Everyone was stunned by the explosion and the shrapnel that hit all about the island…. Both twin agent units [full of flame-retardant foam] were knocked out. Hoses flopped about wildly, geysering spumes of foam and saltwater. Men were on fire, the wounded moved feebly, the dead were still.

 Michael Joe Carlin, USS Enterprise, January 1969 

Background


In the 1950s the US Navy felt the need to develop rocket propellants with a high specific impulse for use in its new weapons, the new propellants had some characteristics of the high explosives (TNT-Trinitrotoluene or 2-methyl-1,3,5-trinitrobenzene) being used in the warheads at that time.

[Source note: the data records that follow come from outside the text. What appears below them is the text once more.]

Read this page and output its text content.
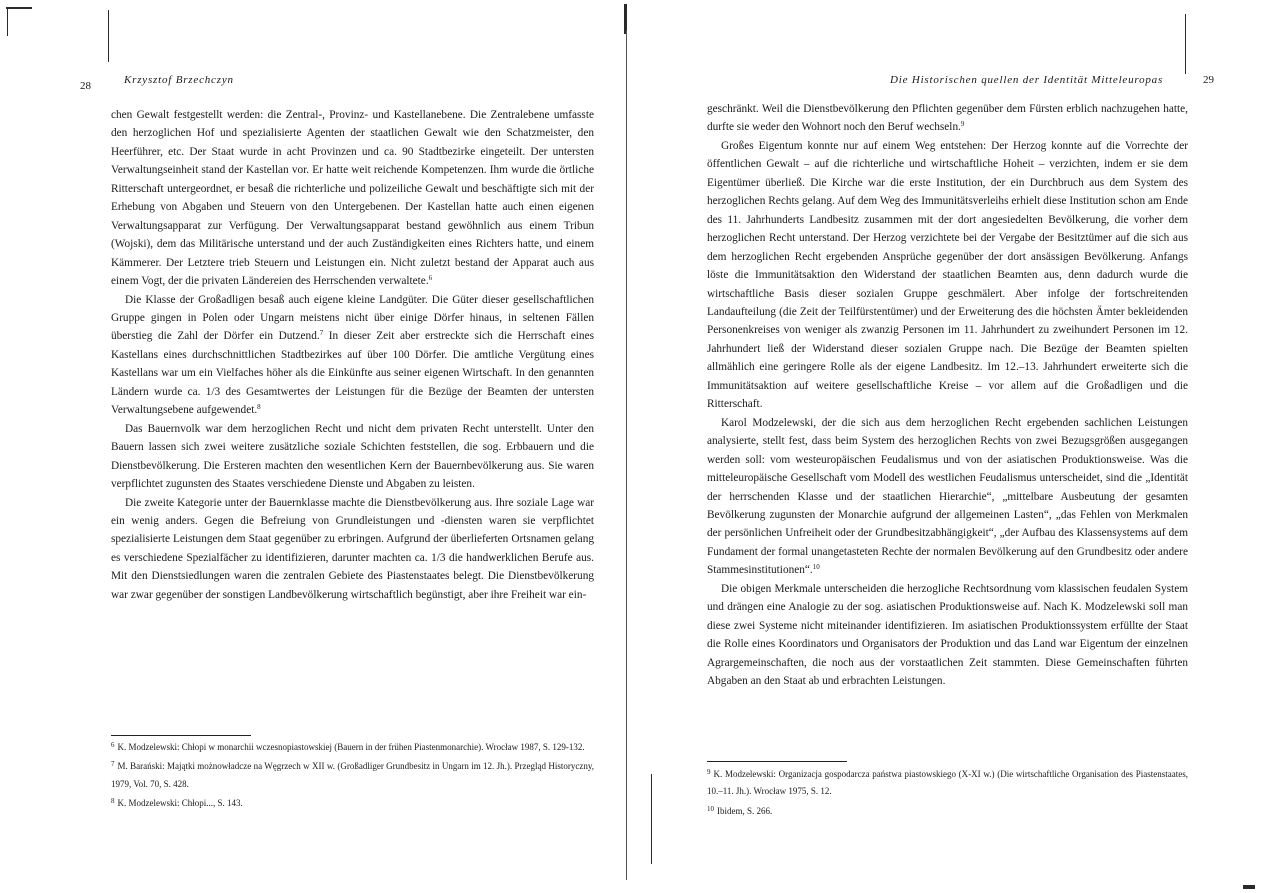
28	Krzysztof Brzechczyn

chen Gewalt festgestellt werden: die Zentral-, Provinz- und Kastellanebene. Die Zentralebene umfasste den herzoglichen Hof und spezialisierte Agenten der staatlichen Gewalt wie den Schatzmeister, den Heerführer, etc. Der Staat wurde in acht Provinzen und ca. 90 Stadtbezirke eingeteilt. Der untersten Verwaltungseinheit stand der Kastellan vor. Er hatte weit reichende Kompetenzen. Ihm wurde die örtliche Ritterschaft untergeordnet, er besaß die richterliche und polizeiliche Gewalt und beschäftigte sich mit der Erhebung von Abgaben und Steuern von den Untergebenen. Der Kastellan hatte auch einen eigenen Verwaltungsapparat zur Verfügung. Der Verwaltungsapparat bestand gewöhnlich aus einem Tribun (Wojski), dem das Militärische unterstand und der auch Zuständigkeiten eines Richters hatte, und einem Kämmerer. Der Letztere trieb Steuern und Leistungen ein. Nicht zuletzt bestand der Apparat auch aus einem Vogt, der die privaten Ländereien des Herrschenden verwaltete.$^6$

Die Klasse der Großadligen besaß auch eigene kleine Landgüter. Die Güter dieser gesellschaftlichen Gruppe gingen in Polen oder Ungarn meistens nicht über einige Dörfer hinaus, in seltenen Fällen überstieg die Zahl der Dörfer ein Dutzend.$^7$ In dieser Zeit aber erstreckte sich die Herrschaft eines Kastellans eines durchschnittlichen Stadtbezirkes auf über 100 Dörfer. Die amtliche Vergütung eines Kastellans war um ein Vielfaches höher als die Einkünfte aus seiner eigenen Wirtschaft. In den genannten Ländern wurde ca. 1/3 des Gesamtwertes der Leistungen für die Bezüge der Beamten der untersten Verwaltungsebene aufgewendet.$^8$

Das Bauernvolk war dem herzoglichen Recht und nicht dem privaten Recht unterstellt. Unter den Bauern lassen sich zwei weitere zusätzliche soziale Schichten feststellen, die sog. Erbbauern und die Dienstbevölkerung. Die Ersteren machten den wesentlichen Kern der Bauernbevölkerung aus. Sie waren verpflichtet zugunsten des Staates verschiedene Dienste und Abgaben zu leisten.

Die zweite Kategorie unter der Bauernklasse machte die Dienstbevölkerung aus. Ihre soziale Lage war ein wenig anders. Gegen die Befreiung von Grundleistungen und -diensten waren sie verpflichtet spezialisierte Leistungen dem Staat gegenüber zu erbringen. Aufgrund der überlieferten Ortsnamen gelang es verschiedene Spezialfächer zu identifizieren, darunter machten ca. 1/3 die handwerklichen Berufe aus. Mit den Dienstsiedlungen waren die zentralen Gebiete des Piastenstaates belegt. Die Dienstbevölkerung war zwar gegenüber der sonstigen Landbevölkerung wirtschaftlich begünstigt, aber ihre Freiheit war ein-

$^6$ K. Modzelewski: Chłopi w monarchii wczesnopiastowskiej (Bauern in der frühen Piastenmonarchie). Wrocław 1987, S. 129-132.

$^7$ M. Barański: Majątki możnowładcze na Węgrzech w XII w. (Großadliger Grundbesitz in Ungarn im 12. Jh.). Przegląd Historyczny, 1979, Vol. 70, S. 428.

$^8$ K. Modzelewski: Chłopi..., S. 143.

Die Historischen quellen der Identität Mitteleuropas	29

geschränkt. Weil die Dienstbevölkerung den Pflichten gegenüber dem Fürsten erblich nachzugehen hatte, durfte sie weder den Wohnort noch den Beruf wechseln.$^9$

Großes Eigentum konnte nur auf einem Weg entstehen: Der Herzog konnte auf die Vorrechte der öffentlichen Gewalt – auf die richterliche und wirtschaftliche Hoheit – verzichten, indem er sie dem Eigentümer überließ. Die Kirche war die erste Institution, der ein Durchbruch aus dem System des herzoglichen Rechts gelang. Auf dem Weg des Immunitätsverleihs erhielt diese Institution schon am Ende des 11. Jahrhunderts Landbesitz zusammen mit der dort angesiedelten Bevölkerung, die vorher dem herzoglichen Recht unterstand. Der Herzog verzichtete bei der Vergabe der Besitztümer auf die sich aus dem herzoglichen Recht ergebenden Ansprüche gegenüber der dort ansässigen Bevölkerung. Anfangs löste die Immunitätsaktion den Widerstand der staatlichen Beamten aus, denn dadurch wurde die wirtschaftliche Basis dieser sozialen Gruppe geschmälert. Aber infolge der fortschreitenden Landaufteilung (die Zeit der Teilfürstentümer) und der Erweiterung des die höchsten Ämter bekleidenden Personenkreises von weniger als zwanzig Personen im 11. Jahrhundert zu zweihundert Personen im 12. Jahrhundert ließ der Widerstand dieser sozialen Gruppe nach. Die Bezüge der Beamten spielten allmählich eine geringere Rolle als der eigene Landbesitz. Im 12.–13. Jahrhundert erweiterte sich die Immunitätsaktion auf weitere gesellschaftliche Kreise – vor allem auf die Großadligen und die Ritterschaft.

Karol Modzelewski, der die sich aus dem herzoglichen Recht ergebenden sachlichen Leistungen analysierte, stellt fest, dass beim System des herzoglichen Rechts von zwei Bezugsgrößen ausgegangen werden soll: vom westeuropäischen Feudalismus und von der asiatischen Produktionsweise. Was die mitteleuropäische Gesellschaft vom Modell des westlichen Feudalismus unterscheidet, sind die „Identität der herrschenden Klasse und der staatlichen Hierarchie“, „mittelbare Ausbeutung der gesamten Bevölkerung zugunsten der Monarchie aufgrund der allgemeinen Lasten“, „das Fehlen von Merkmalen der persönlichen Unfreiheit oder der Grundbesitzabhängigkeit“, „der Aufbau des Klassensystems auf dem Fundament der formal unangetasteten Rechte der normalen Bevölkerung auf den Grundbesitz oder andere Stammesinstitutionen“.$^{10}$

Die obigen Merkmale unterscheiden die herzogliche Rechtsordnung vom klassischen feudalen System und drängen eine Analogie zu der sog. asiatischen Produktionsweise auf. Nach K. Modzelewski soll man diese zwei Systeme nicht miteinander identifizieren. Im asiatischen Produktionssystem erfüllte der Staat die Rolle eines Koordinators und Organisators der Produktion und das Land war Eigentum der einzelnen Agrargemeinschaften, die noch aus der vorstaatlichen Zeit stammten. Diese Gemeinschaften führten Abgaben an den Staat ab und erbrachten Leistungen.

$^9$ K. Modzelewski: Organizacja gospodarcza państwa piastowskiego (X-XI w.) (Die wirtschaftliche Organisation des Piastenstaates, 10.–11. Jh.). Wrocław 1975, S. 12.

$^{10}$ Ibidem, S. 266.
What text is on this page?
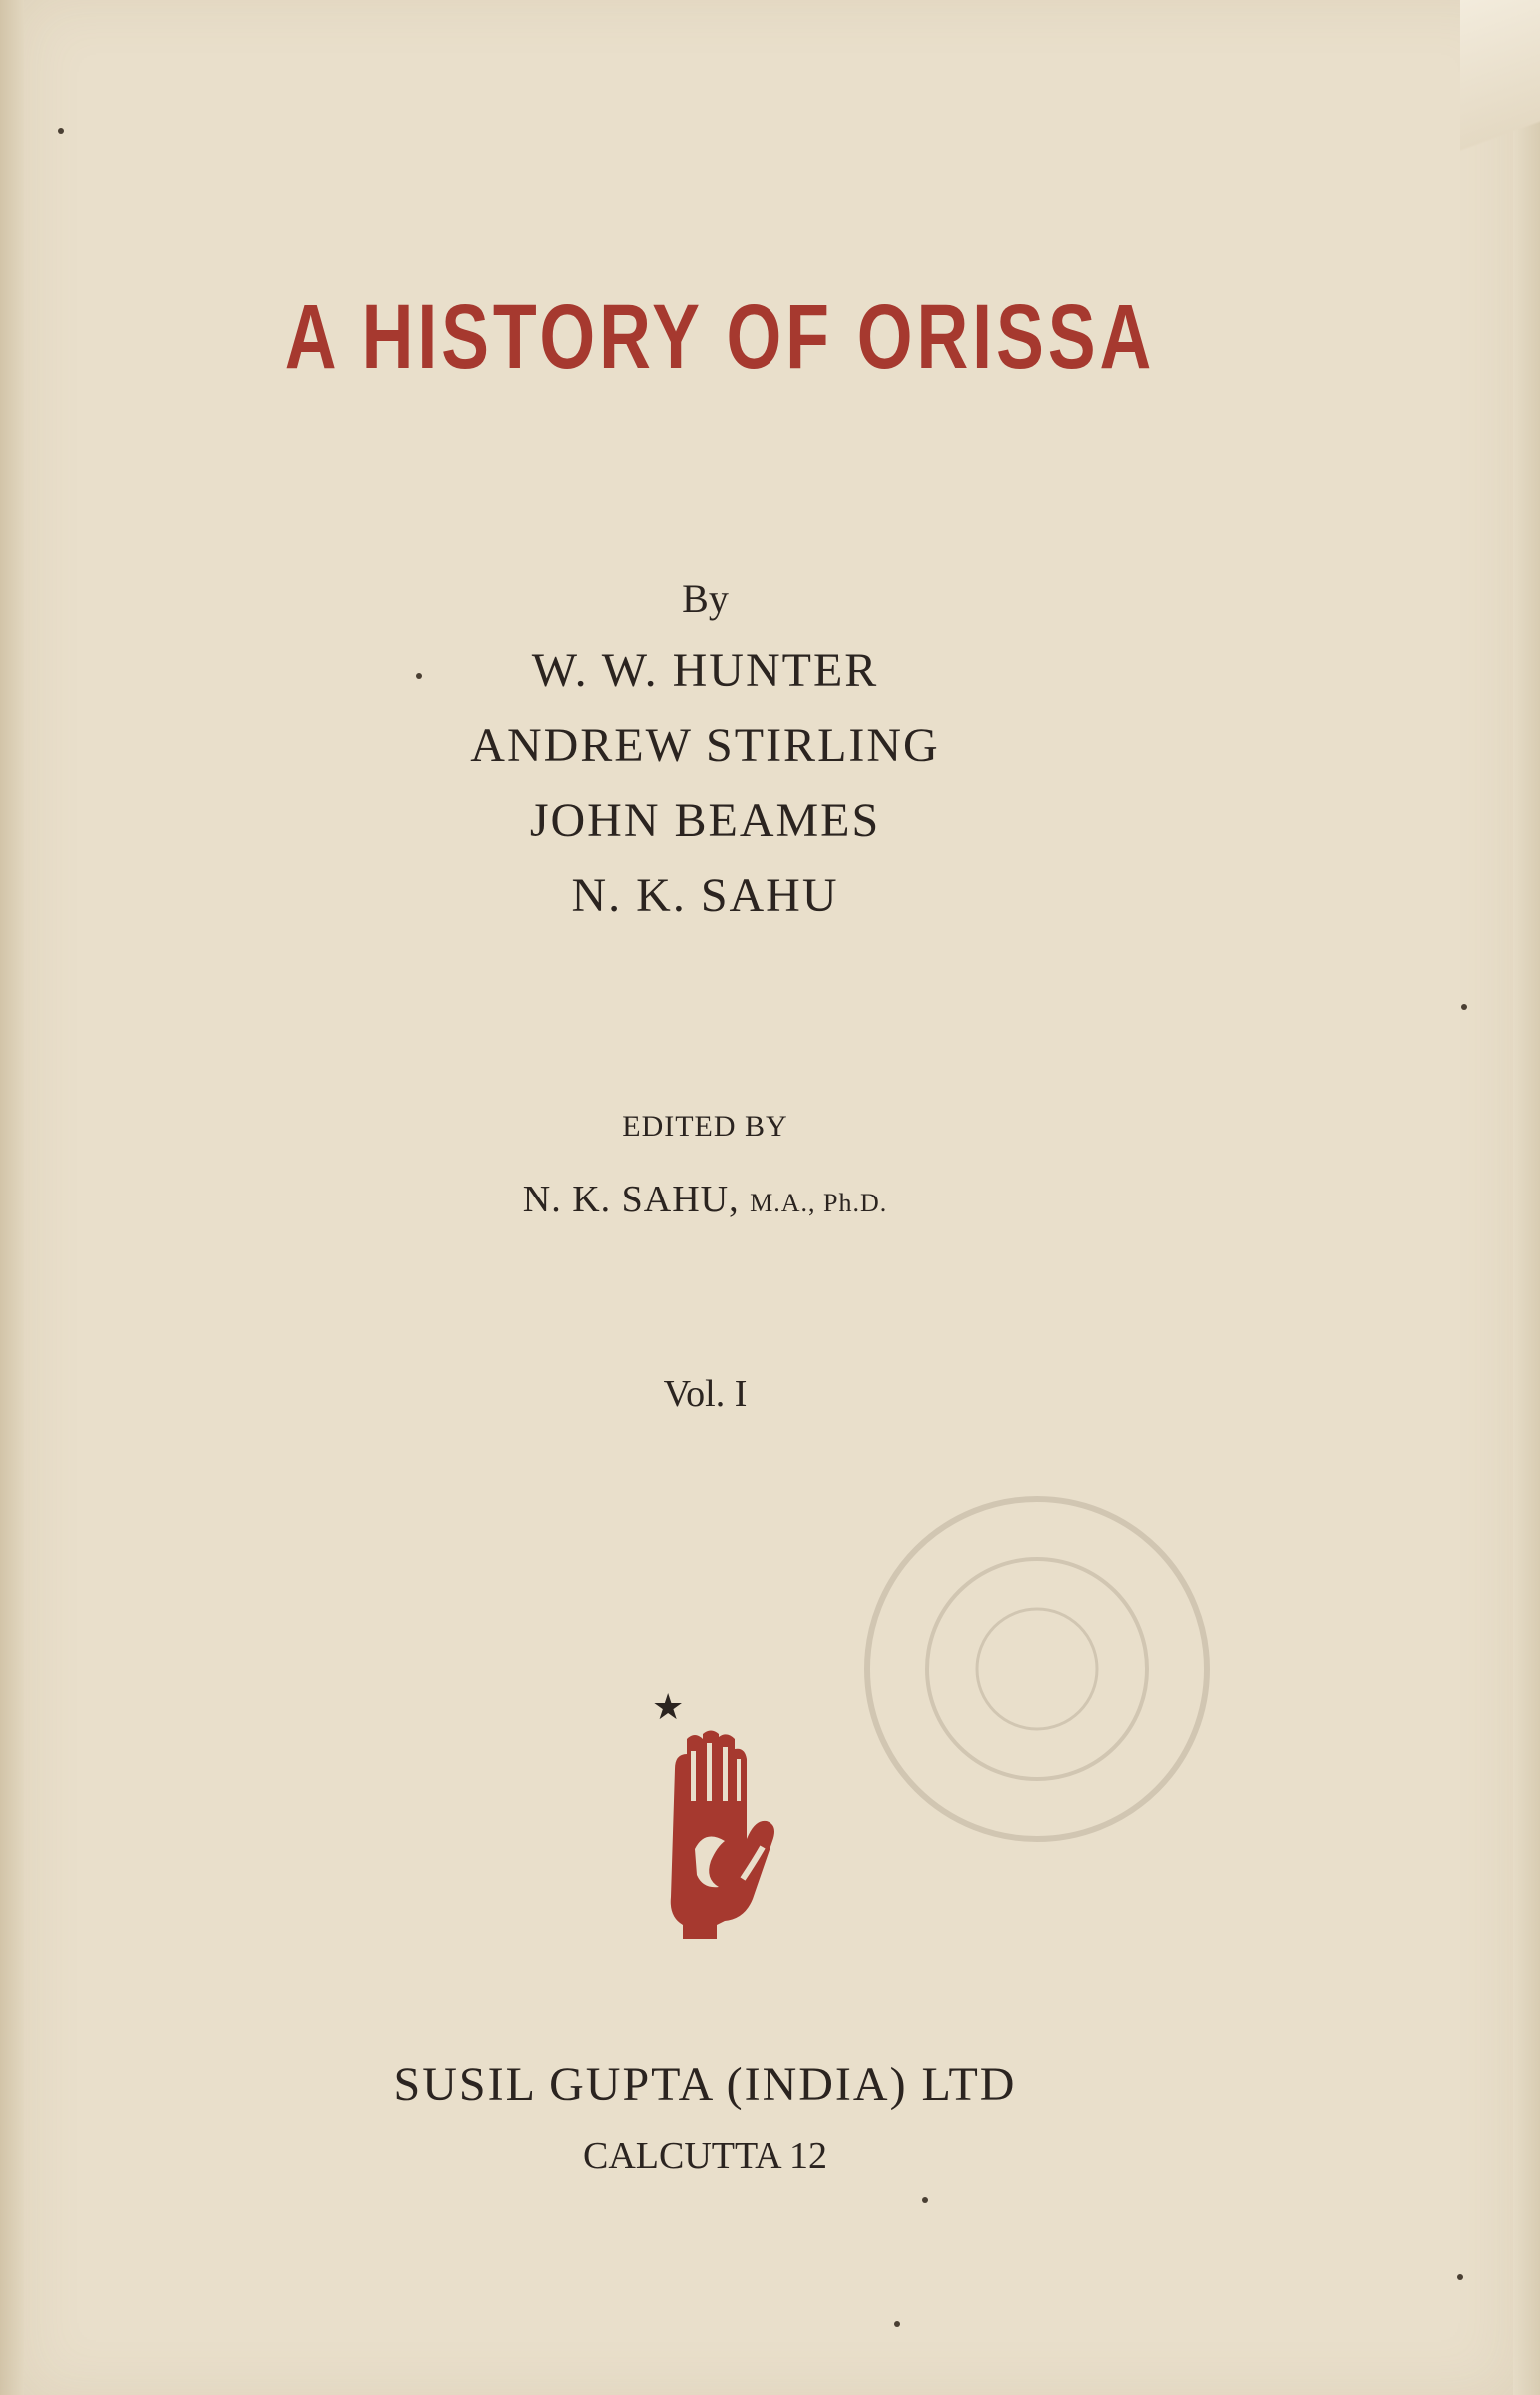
A HISTORY OF ORISSA
By
W. W. HUNTER
ANDREW STIRLING
JOHN BEAMES
N. K. SAHU
EDITED BY
N. K. SAHU, M.A., Ph.D.
Vol. I
★
SUSIL GUPTA (INDIA) LTD
CALCUTTA 12
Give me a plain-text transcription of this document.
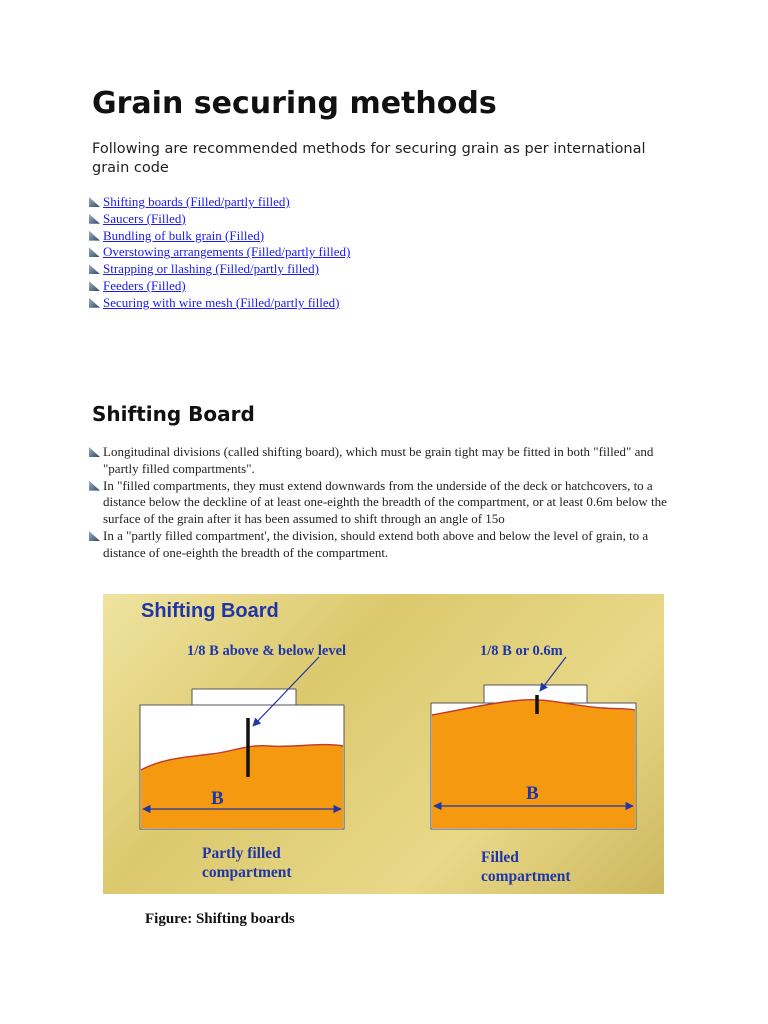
Grain securing methods

Following are recommended methods for securing grain as per international grain code

Shifting boards (Filled/partly filled)
Saucers (Filled)
Bundling of bulk grain (Filled)
Overstowing arrangements (Filled/partly filled)
Strapping or llashing (Filled/partly filled)
Feeders (Filled)
Securing with wire mesh (Filled/partly filled)
Shifting Board
Longitudinal divisions (called shifting board), which must be grain tight may be fitted in both "filled" and "partly filled compartments".
In "filled compartments, they must extend downwards from the underside of the deck or hatchcovers, to a distance below the deckline of at least one-eighth the breadth of the compartment, or at least 0.6m below the surface of the grain after it has been assumed to shift through an angle of 15o
In a "partly filled compartment', the division, should extend both above and below the level of grain, to a distance of one-eighth the breadth of the compartment.
Shifting Board
1/8 B above & below level
B
Partly filled
compartment
1/8 B or 0.6m
B
Filled
compartment

Figure: Shifting boards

Also, with the introduction of faster aircraft, the missiles/rockets carried by them were subjected to aerodynamic heating and at times led to an unintended explosion of the missile warhead. To overcome these issues, pressedplastic bonded explosives or polymer-bonded explosives (PBX) was developed for the warheads. This composition comprised of HMX 8 (in use in nuclear weapons, especially W71) with a thermoplastic binder. The PBX came with fitment issues and could not be utilized for large munitions. After that, PBXN-101 was developed which had polyester thermosetting plastic binder and HMX, and it was introduced in the warheads by 1956. PBXN-101 was castable, but it was sensitive to shock, impact, and heat. The castable PBX main charges of the underwater weapons were having a few characteristics of the propellants used in the rocket motors. Both MK-46 and MK-48 torpedo warheads had PBXN-103 composition. The underwater explosive characteristics of these warheads were 50% more than that of TNT, RDX, Aluminium-based explosive fillings. The interesting point is that as developments proceeded, both the main charge and the rocket propellant compositions had some common characteristics probably because many members of the development teams were common to both projects.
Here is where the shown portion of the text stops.